The lower panel shows the dollar index, taken as a general
reference for the currency markets. The yellow vertical lines show the dates of
G20 meetings of Finance Ministers and Central Bank governors. The next such G20
meet is on the 18th of March 2017 (i.e., next weekend) in Germany.
Impact of G20 meet of Finance Ministers and Central Banks
on Equity Markets and USD Index
In 2008, 2009 and 2010 equity markets rallied after these
meets while dollar weakened. These meeting were primarily held to address the
financial crisis and consequently equity markets took a breather post them. We
cannot rule out coordinated action by government to prop up equity markets in
order to restore confidence. Dollar was attracting safe haven flows during this
period and consequently after every such meeting the dollar index weakened.
In 2011, 2012 and 2013 equity markets showed pick up in
upward momentum post such meetings, while the dollar index was mixed to
slightly weaker post these meetings.
In 2014, 2015 and 2016 specifically equity markets picked up
momentum and rallied post these meetings and the dollar index weakened as well.
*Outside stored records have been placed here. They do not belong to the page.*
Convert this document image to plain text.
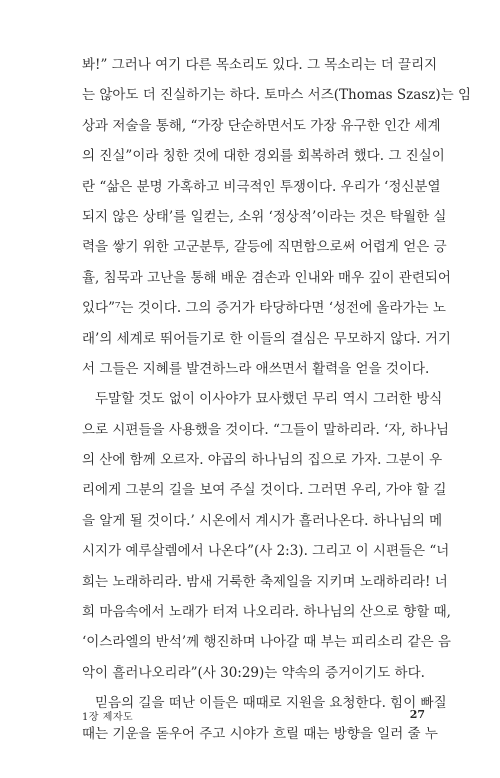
봐!” 그러나 여기 다른 목소리도 있다. 그 목소리는 더 끌리지
는 않아도 더 진실하기는 하다. 토마스 서즈(Thomas Szasz)는 임
상과 저술을 통해, “가장 단순하면서도 가장 유구한 인간 세계
의 진실”이라 칭한 것에 대한 경외를 회복하려 했다. 그 진실이
란 “삶은 분명 가혹하고 비극적인 투쟁이다. 우리가 ‘정신분열
되지 않은 상태’를 일컫는, 소위 ‘정상적’이라는 것은 탁월한 실
력을 쌓기 위한 고군분투, 갈등에 직면함으로써 어렵게 얻은 긍
휼, 침묵과 고난을 통해 배운 겸손과 인내와 매우 깊이 관련되어
있다”⁷는 것이다. 그의 증거가 타당하다면 ‘성전에 올라가는 노
래’의 세계로 뛰어들기로 한 이들의 결심은 무모하지 않다. 거기
서 그들은 지혜를 발견하느라 애쓰면서 활력을 얻을 것이다.
두말할 것도 없이 이사야가 묘사했던 무리 역시 그러한 방식
으로 시편들을 사용했을 것이다. “그들이 말하리라. ‘자, 하나님
의 산에 함께 오르자. 야곱의 하나님의 집으로 가자. 그분이 우
리에게 그분의 길을 보여 주실 것이다. 그러면 우리, 가야 할 길
을 알게 될 것이다.’ 시온에서 계시가 흘러나온다. 하나님의 메
시지가 예루살렘에서 나온다”(사 2:3). 그리고 이 시편들은 “너
희는 노래하리라. 밤새 거룩한 축제일을 지키며 노래하리라! 너
희 마음속에서 노래가 터져 나오리라. 하나님의 산으로 향할 때,
‘이스라엘의 반석’께 행진하며 나아갈 때 부는 피리소리 같은 음
악이 흘러나오리라”(사 30:29)는 약속의 증거이기도 하다.
믿음의 길을 떠난 이들은 때때로 지원을 요청한다. 힘이 빠질
때는 기운을 돋우어 주고 시야가 흐릴 때는 방향을 일러 줄 누
1장 제자도	27
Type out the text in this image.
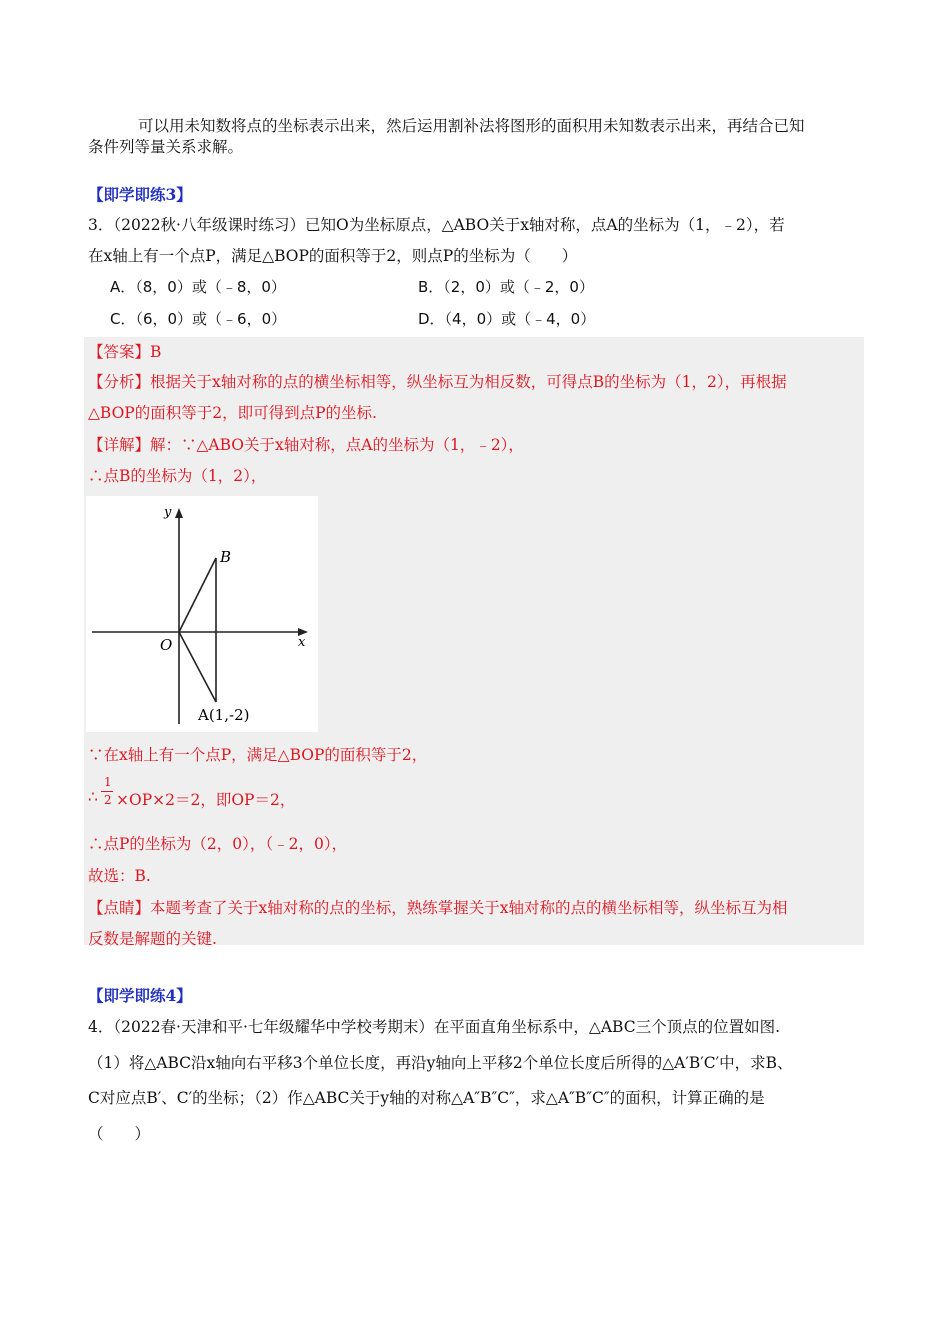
可以用未知数将点的坐标表示出来，然后运用割补法将图形的面积用未知数表示出来，再结合已知
条件列等量关系求解。
【即学即练3】
3．（2022秋·八年级课时练习）已知O为坐标原点，△ABO关于x轴对称，点A的坐标为（1，﹣2），若
在x轴上有一个点P，满足△BOP的面积等于2，则点P的坐标为（　　）
A．（8，0）或（﹣8，0）	B．（2，0）或（﹣2，0）
C．（6，0）或（﹣6，0）	D．（4，0）或（﹣4，0）
【答案】B
【分析】根据关于x轴对称的点的横坐标相等，纵坐标互为相反数，可得点B的坐标为（1，2），再根据
△BOP的面积等于2，即可得到点P的坐标.
【详解】解：∵△ABO关于x轴对称，点A的坐标为（1，﹣2），
∴点B的坐标为（1，2），
y
x
O
B
A(1,-2)
∵在x轴上有一个点P，满足△BOP的面积等于2，
∴
1
2 ×OP×2＝2，即OP＝2，
∴点P的坐标为（2，0），（﹣2，0），
故选：B.
【点睛】本题考查了关于x轴对称的点的坐标，熟练掌握关于x轴对称的点的横坐标相等，纵坐标互为相
反数是解题的关键.
【即学即练4】
4．（2022春·天津和平·七年级耀华中学校考期末）在平面直角坐标系中，△ABC三个顶点的位置如图.
（1）将△ABC沿x轴向右平移3个单位长度，再沿y轴向上平移2个单位长度后所得的△A′B′C′中，求B、
C对应点B′、C′的坐标；（2）作△ABC关于y轴的对称△A″B″C″，求△A″B″C″的面积，计算正确的是
（　　）
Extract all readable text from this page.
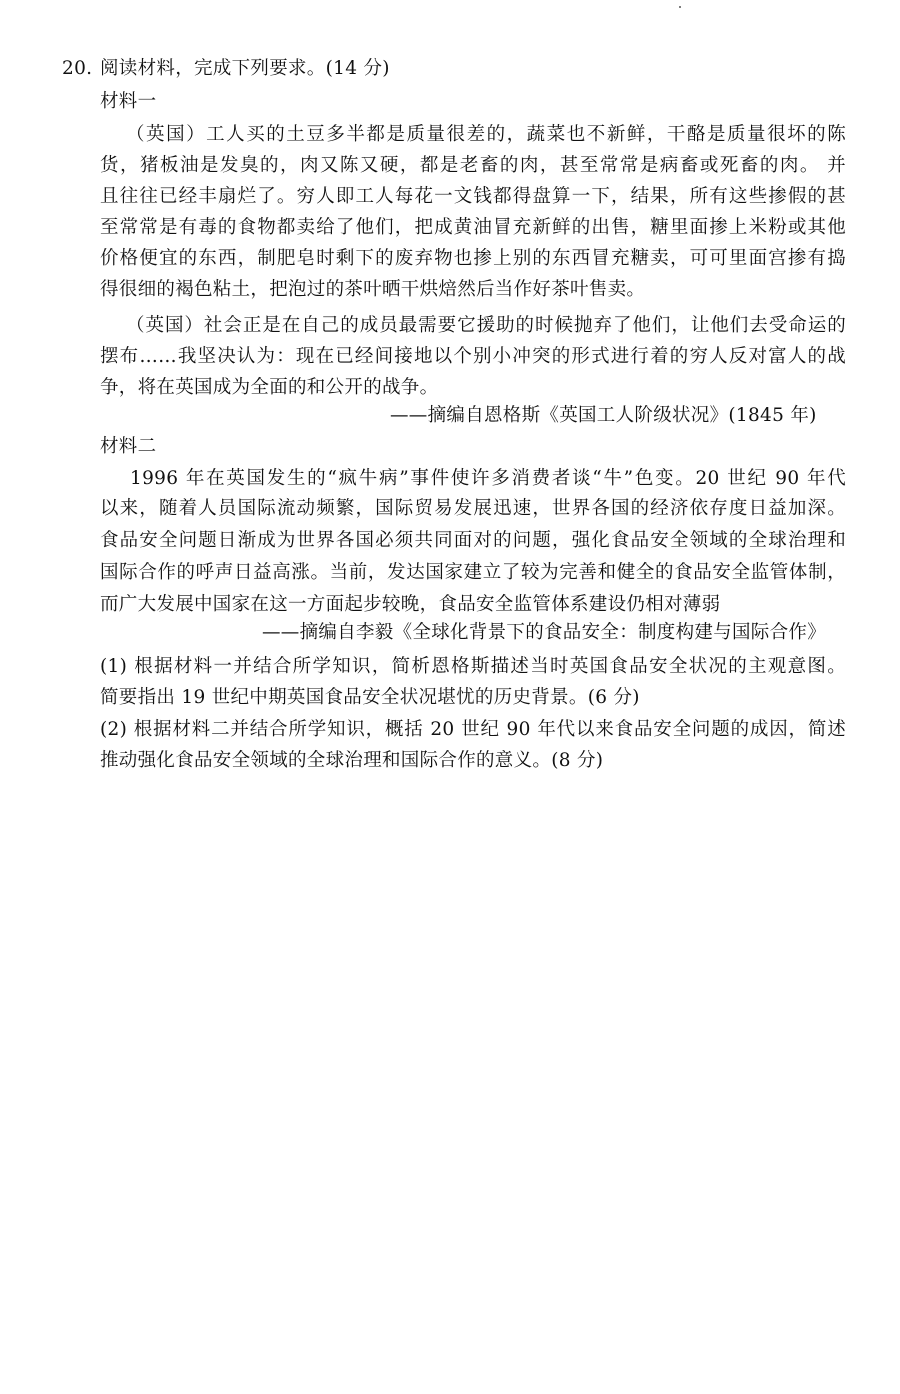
20. 阅读材料，完成下列要求。(14 分)
材料一
（英国）工人买的土豆多半都是质量很差的，蔬菜也不新鲜，干酪是质量很坏的陈
货，猪板油是发臭的，肉又陈又硬，都是老畜的肉，甚至常常是病畜或死畜的肉。 并
且往往已经丰扇烂了。穷人即工人每花一文钱都得盘算一下，结果，所有这些掺假的甚
至常常是有毒的食物都卖给了他们，把成黄油冒充新鲜的出售，糖里面掺上米粉或其他
价格便宜的东西，制肥皂时剩下的废弃物也掺上别的东西冒充糖卖，可可里面宫掺有捣
得很细的褐色粘土，把泡过的茶叶晒干烘焙然后当作好茶叶售卖。
（英国）社会正是在自己的成员最需要它援助的时候抛弃了他们，让他们去受命运的
摆布……我坚决认为：现在已经间接地以个别小冲突的形式进行着的穷人反对富人的战
争，将在英国成为全面的和公开的战争。
——摘编自恩格斯《英国工人阶级状况》(1845 年)
材料二
1996 年在英国发生的“疯牛病”事件使许多消费者谈“牛”色变。20 世纪 90 年代
以来，随着人员国际流动频繁，国际贸易发展迅速，世界各国的经济依存度日益加深。
食品安全问题日渐成为世界各国必须共同面对的问题，强化食品安全领域的全球治理和
国际合作的呼声日益高涨。当前，发达国家建立了较为完善和健全的食品安全监管体制，
而广大发展中国家在这一方面起步较晚，食品安全监管体系建设仍相对薄弱
——摘编自李毅《全球化背景下的食品安全：制度构建与国际合作》
(1) 根据材料一并结合所学知识，简析恩格斯描述当时英国食品安全状况的主观意图。
简要指出 19 世纪中期英国食品安全状况堪忧的历史背景。(6 分)
(2) 根据材料二并结合所学知识，概括 20 世纪 90 年代以来食品安全问题的成因，简述
推动强化食品安全领域的全球治理和国际合作的意义。(8 分)
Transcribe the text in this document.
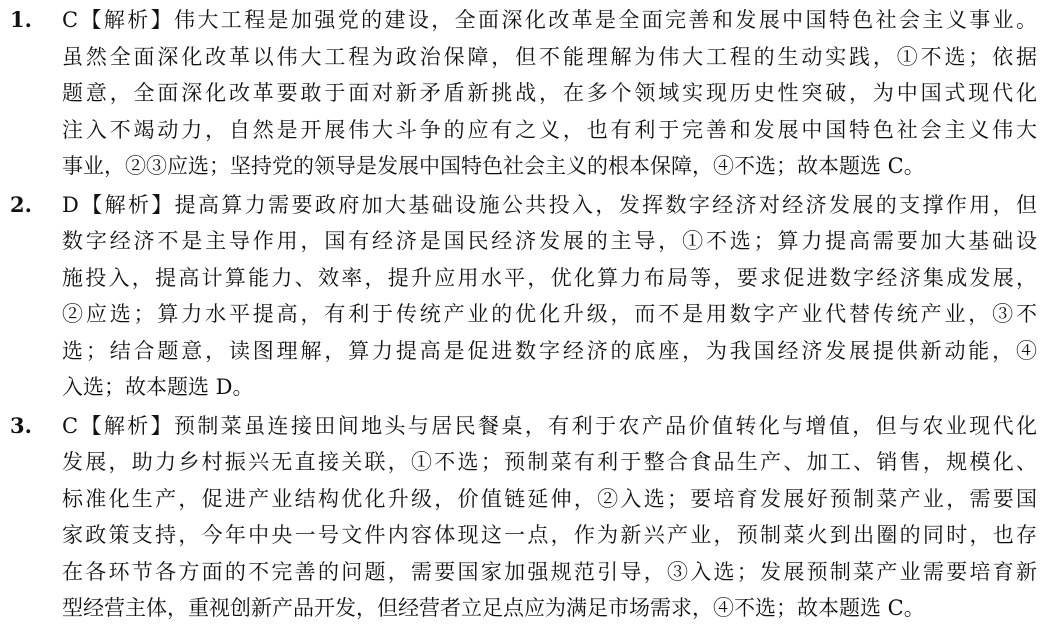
1. C【解析】伟大工程是加强党的建设，全面深化改革是全面完善和发展中国特色社会主义事业。
虽然全面深化改革以伟大工程为政治保障，但不能理解为伟大工程的生动实践，①不选；依据
题意，全面深化改革要敢于面对新矛盾新挑战，在多个领域实现历史性突破，为中国式现代化
注入不竭动力，自然是开展伟大斗争的应有之义，也有利于完善和发展中国特色社会主义伟大
事业，②③应选；坚持党的领导是发展中国特色社会主义的根本保障，④不选；故本题选 C。
2. D【解析】提高算力需要政府加大基础设施公共投入，发挥数字经济对经济发展的支撑作用，但
数字经济不是主导作用，国有经济是国民经济发展的主导，①不选；算力提高需要加大基础设
施投入，提高计算能力、效率，提升应用水平，优化算力布局等，要求促进数字经济集成发展，
②应选；算力水平提高，有利于传统产业的优化升级，而不是用数字产业代替传统产业，③不
选；结合题意，读图理解，算力提高是促进数字经济的底座，为我国经济发展提供新动能，④
入选；故本题选 D。
3. C【解析】预制菜虽连接田间地头与居民餐桌，有利于农产品价值转化与增值，但与农业现代化
发展，助力乡村振兴无直接关联，①不选；预制菜有利于整合食品生产、加工、销售，规模化、
标准化生产，促进产业结构优化升级，价值链延伸，②入选；要培育发展好预制菜产业，需要国
家政策支持，今年中央一号文件内容体现这一点，作为新兴产业，预制菜火到出圈的同时，也存
在各环节各方面的不完善的问题，需要国家加强规范引导，③入选；发展预制菜产业需要培育新
型经营主体，重视创新产品开发，但经营者立足点应为满足市场需求，④不选；故本题选 C。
The Feb 27th 2016 meeting surprisingly put an end to Chinese
concerns and equity markets turned around from that
date to record all time
highs.
The next meeting and my expectations
The next meeting is on the 18th March (Saturday)
2017 in Germany. Equity markets are already showing upward momentum so the
pickup could be moderate but one should for sure expect new highs in the week
ending 24th March.
US has been worried about other countries using their
currency to get a higher share of trade and I would expect this to be discussed
in detail in such a meeting. Going into the meeting and post the event we
should see other currencies appreciating against the USD specially JPY, CNH and
other EM currencies. Historically USD index has weakened post these meetings
because of flows away from safe haven of the dollar. But now there is a larger
case for weaker dollar immediately before and after this meeting as trade
protectionism comes to the table.
FOMC on the 15th of March can push the dollar
higher post which we should see the G20 meet becoming the theme. Therefore I
would not sell the dollar as yet because the FED seems to be on a hawkish path
and can surprise the market by talking about balance sheet reduction. But once
the FOMC is behind us we should focus on the G20 which has been more impactful
on the markets then most other events.